Nuestra vida es un camino hacia el Cielo. Pero es una vía que pasa a través de la Cruz y del sacrificio. Hasta el último momento tendremos que luchar contra corriente, y es posible que también llegue a nosotros la tentación de querer hacer compatible la entrega que nos pide el Señor con una vida fácil, como la de tantos que viven con el pensamiento puesto exclusivamente en las cosas materiales…
“¡Pero no es así! El cristianismo no puede dispensarse de la cruz: la vida cristiana no es posible sin el peso fuerte y grande del deber… si tratásemos de quitarle esto a nuestra vida, nos crearíamos ilusiones y debilitaríamos el cristianismo; lo habríamos transformado en una interpretación muelle y cómoda de la vida” (San Pablo VI, Alocución 8-IV-1966). No es esa la senda que indicó el Señor.
Garantía de una promesa
Al mismo tiempo la transfiguración es garantía de una promesa: “El que vive y cree en Mí aunque muera vivirá”. Yo tengo poder sobre la muerte y sobre la vida, nos ha dicho Jesús.
La transfiguración es la esperanza cierta de que lo que se da se recupera, de que el que pierde gana. Es preciso que todos los que deseemos contemplar a Dios abandonemos los bajos placeres de la tierra y levantemos el corazón a lo alto, empujados por el amor de las cosas celestiales.
También a nosotros quiere el Señor confortarnos con la esperanza del Cielo que nos aguarda. Si alguna vez el camino se hace costoso y asoma el desaliento, pensar en lo que Dios nos tiene prometido nos ayudará a ser fuertes y a perseverar. No dejemos de traer a nuestra memoria el lugar que nuestro Padre Dios nos tiene preparado y al que nos encaminamos. Cada día que pasa nos acerca un poco más. El paso del tiempo para el cristiano no es una tragedia; acorta, por el contrario, el camino que hemos de recorrer para el abrazo definitivo con Dios: el encuentro tanto tiempo esperado.

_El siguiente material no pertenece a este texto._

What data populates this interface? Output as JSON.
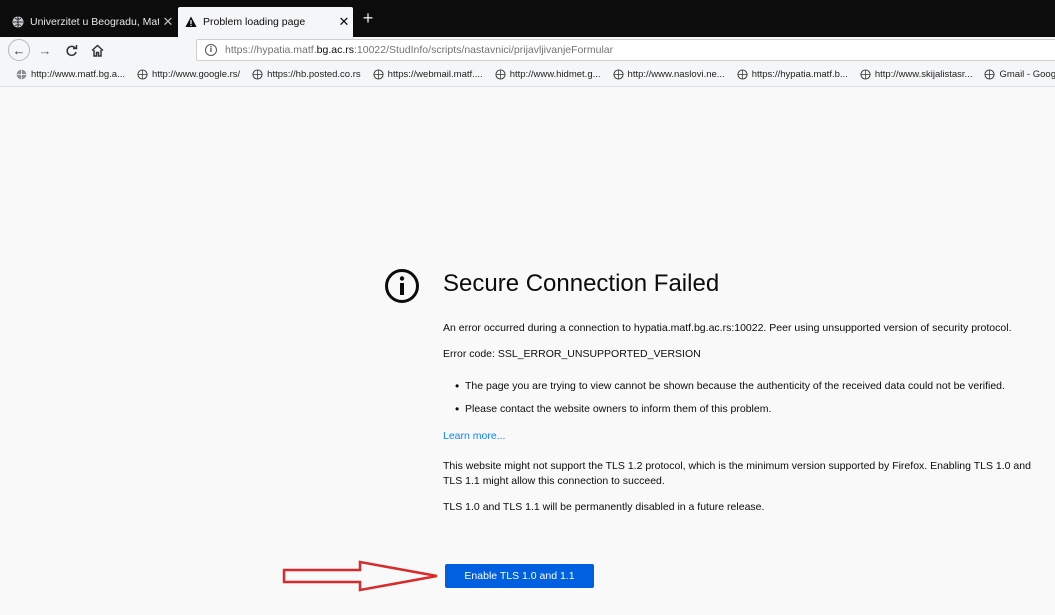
{
  "tabs": [
    {
      "title": "Univerzitet u Beogradu, Matem",
      "active": false
    },
    {
      "title": "Problem loading page",
      "active": true
    }
  ],
  "navbar": {
    "url_prefix": "https://hypatia.matf.",
    "url_host": "bg.ac.rs",
    "url_suffix": ":10022/StudInfo/scripts/nastavnici/prijavljivanjeFormular"
  },
  "bookmarks": [
    "http://www.matf.bg.a...",
    "http://www.google.rs/",
    "https://hb.posted.co.rs",
    "https://webmail.matf....",
    "http://www.hidmet.g...",
    "http://www.naslovi.ne...",
    "https://hypatia.matf.b...",
    "http://www.skijalistasr...",
    "Gmail - Google"
  ],
  "error": {
    "title": "Secure Connection Failed",
    "description": "An error occurred during a connection to hypatia.matf.bg.ac.rs:10022. Peer using unsupported version of security protocol.",
    "code": "Error code: SSL_ERROR_UNSUPPORTED_VERSION",
    "bullets": [
      "The page you are trying to view cannot be shown because the authenticity of the received data could not be verified.",
      "Please contact the website owners to inform them of this problem."
    ],
    "learn_more": "Learn more...",
    "tls_note": "This website might not support the TLS 1.2 protocol, which is the minimum version supported by Firefox. Enabling TLS 1.0 and TLS 1.1 might allow this connection to succeed.",
    "tls_disable_note": "TLS 1.0 and TLS 1.1 will be permanently disabled in a future release.",
    "button_label": "Enable TLS 1.0 and 1.1"
  },
  "colors": {
    "button": "#0060df",
    "link": "#0a84ff",
    "annotation_arrow": "#d92b2b"
  },
  "icons": [
    "globe-icon",
    "warning-icon",
    "back-arrow-icon",
    "forward-arrow-icon",
    "reload-icon",
    "home-icon",
    "info-icon",
    "error-info-icon",
    "red-arrow-annotation"
  ]
}
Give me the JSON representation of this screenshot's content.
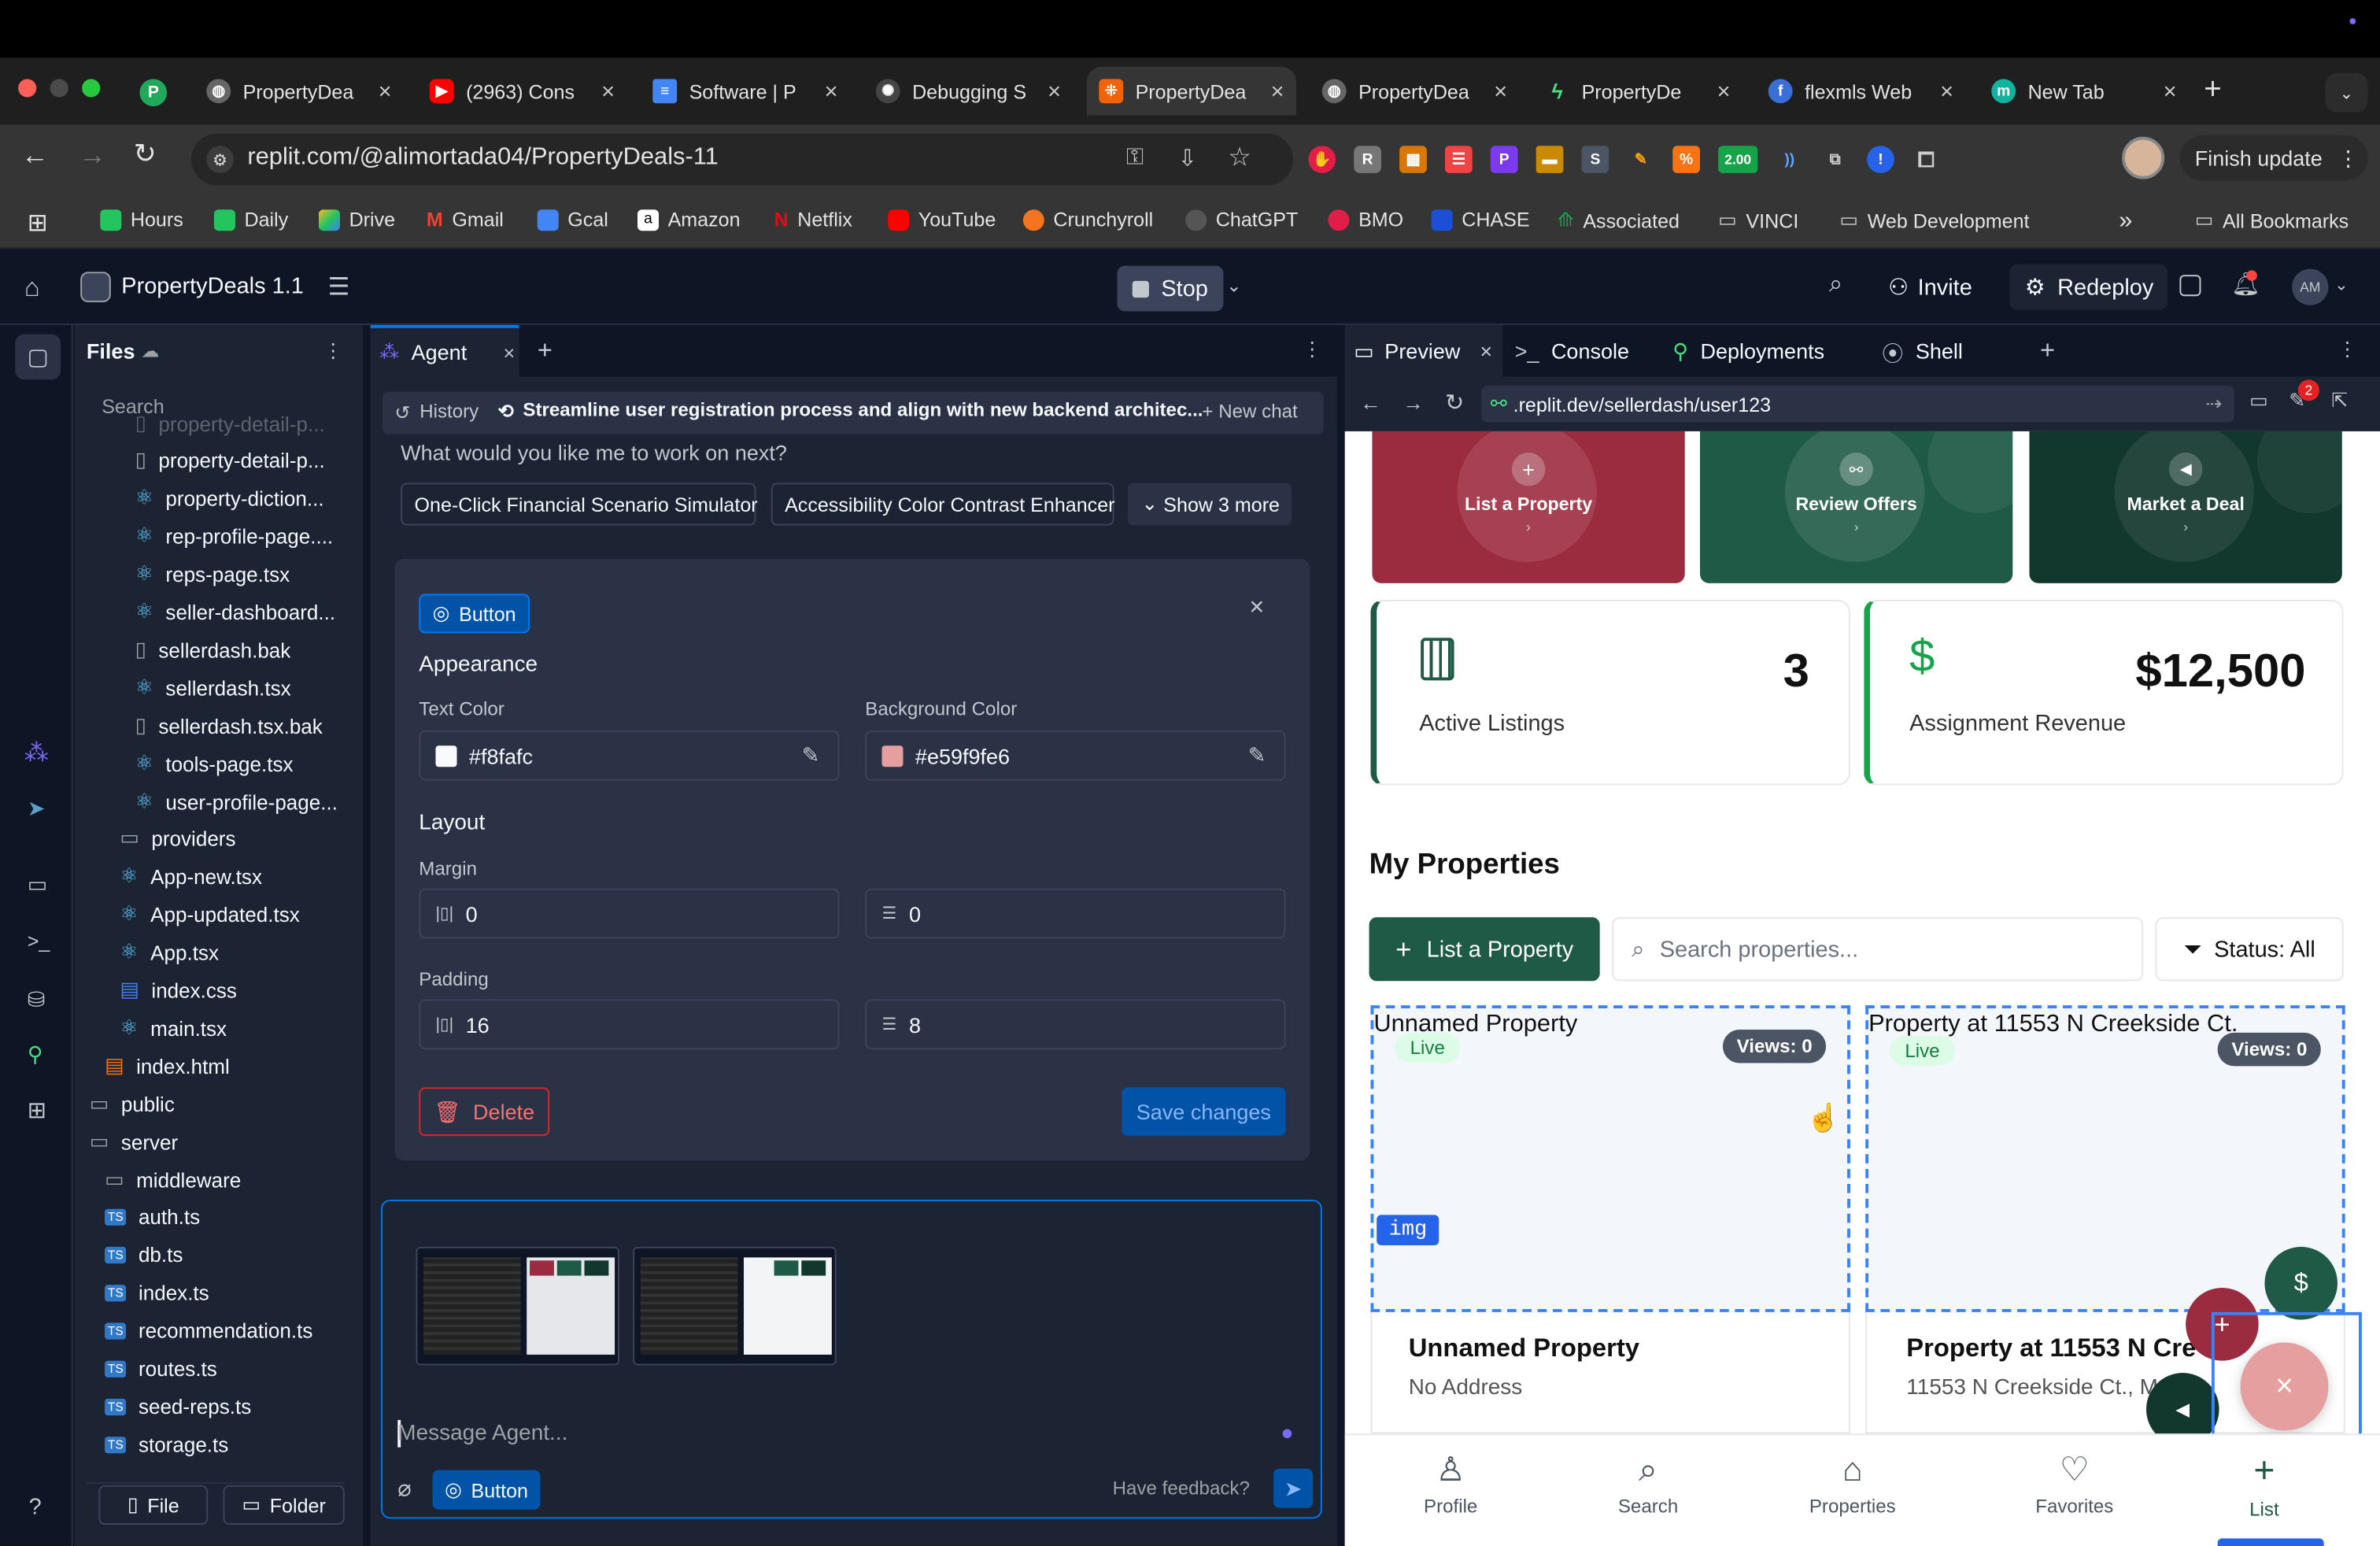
{
  "browser": {
    "tabs": [
      {
        "label": "PropertyDea",
        "icon": "P"
      },
      {
        "label": "PropertyDea",
        "icon": "globe"
      },
      {
        "label": "(2963) Cons",
        "icon": "youtube"
      },
      {
        "label": "Software | P",
        "icon": "docs"
      },
      {
        "label": "Debugging S",
        "icon": "openai"
      },
      {
        "label": "PropertyDea",
        "icon": "replit",
        "active": true
      },
      {
        "label": "PropertyDea",
        "icon": "globe"
      },
      {
        "label": "PropertyDe",
        "icon": "bolt"
      },
      {
        "label": "flexmls Web",
        "icon": "flexmls"
      },
      {
        "label": "New Tab",
        "icon": "m"
      }
    ],
    "url": "replit.com/@alimortada04/PropertyDeals-11",
    "finish_update": "Finish update",
    "ext_badge": "2.00",
    "bookmarks": [
      "Hours",
      "Daily",
      "Drive",
      "Gmail",
      "Gcal",
      "Amazon",
      "Netflix",
      "YouTube",
      "Crunchyroll",
      "ChatGPT",
      "BMO",
      "CHASE",
      "Associated",
      "VINCI",
      "Web Development"
    ],
    "all_bookmarks": "All Bookmarks"
  },
  "replit": {
    "project": "PropertyDeals 1.1",
    "stop": "Stop",
    "invite": "Invite",
    "redeploy": "Redeploy",
    "avatar": "AM"
  },
  "files": {
    "title": "Files",
    "search": "Search",
    "items": [
      "property-detail-p...",
      "property-detail-p...",
      "property-diction...",
      "rep-profile-page....",
      "reps-page.tsx",
      "seller-dashboard...",
      "sellerdash.bak",
      "sellerdash.tsx",
      "sellerdash.tsx.bak",
      "tools-page.tsx",
      "user-profile-page...",
      "providers",
      "App-new.tsx",
      "App-updated.tsx",
      "App.tsx",
      "index.css",
      "main.tsx",
      "index.html",
      "public",
      "server",
      "middleware",
      "auth.ts",
      "db.ts",
      "index.ts",
      "recommendation.ts",
      "routes.ts",
      "seed-reps.ts",
      "storage.ts"
    ],
    "file_btn": "File",
    "folder_btn": "Folder"
  },
  "agent": {
    "tab": "Agent",
    "history": "History",
    "thread": "Streamline user registration process and align with new backend architec...",
    "new_chat": "New chat",
    "prompt": "What would you like me to work on next?",
    "suggestions": [
      "One-Click Financial Scenario Simulator",
      "Accessibility Color Contrast Enhancer",
      "Show 3 more"
    ],
    "editor": {
      "badge": "Button",
      "appearance": "Appearance",
      "text_color_label": "Text Color",
      "text_color": "#f8fafc",
      "bg_color_label": "Background Color",
      "bg_color": "#e59f9fe6",
      "layout": "Layout",
      "margin": "Margin",
      "margin_x": "0",
      "margin_y": "0",
      "padding": "Padding",
      "padding_x": "16",
      "padding_y": "8",
      "delete": "Delete",
      "save": "Save changes"
    },
    "message_placeholder": "Message Agent...",
    "context_chip": "Button",
    "feedback": "Have feedback?"
  },
  "preview": {
    "tabs": [
      "Preview",
      "Console",
      "Deployments",
      "Shell"
    ],
    "url": ".replit.dev/sellerdash/user123",
    "badge_count": "2",
    "actions": [
      "List a Property",
      "Review Offers",
      "Market a Deal"
    ],
    "stats": [
      {
        "value": "3",
        "label": "Active Listings"
      },
      {
        "value": "$12,500",
        "label": "Assignment Revenue"
      }
    ],
    "section_title": "My Properties",
    "list_btn": "List a Property",
    "search_placeholder": "Search properties...",
    "status_filter": "Status: All",
    "listings": [
      {
        "alt": "Unnamed Property",
        "status": "Live",
        "views": "Views: 0",
        "title": "Unnamed Property",
        "address": "No Address"
      },
      {
        "alt": "Property at 11553 N Creekside Ct.",
        "status": "Live",
        "views": "Views: 0",
        "title": "Property at 11553 N Cre",
        "address": "11553 N Creekside Ct., M"
      }
    ],
    "img_tag": "img",
    "bottom_nav": [
      "Profile",
      "Search",
      "Properties",
      "Favorites",
      "List"
    ],
    "colors": {
      "burgundy": "#9b2c3f",
      "green": "#1e5a45",
      "dark_green": "#12372d",
      "accent": "#16a34a"
    }
  }
}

No debemos olvidar que en este peregrinar terreno, María nos acompaña como Madre solícita y providente.
Esta consoladora verdad, que el amor y la fe de la Iglesia nos ofrecen de forma cada vez más clara y profunda, ha sostenido y sostiene la vida espiritual de todos nosotros y nos impulsa, incluso en los momentos de sufrimiento, a la confianza y a la esperanza.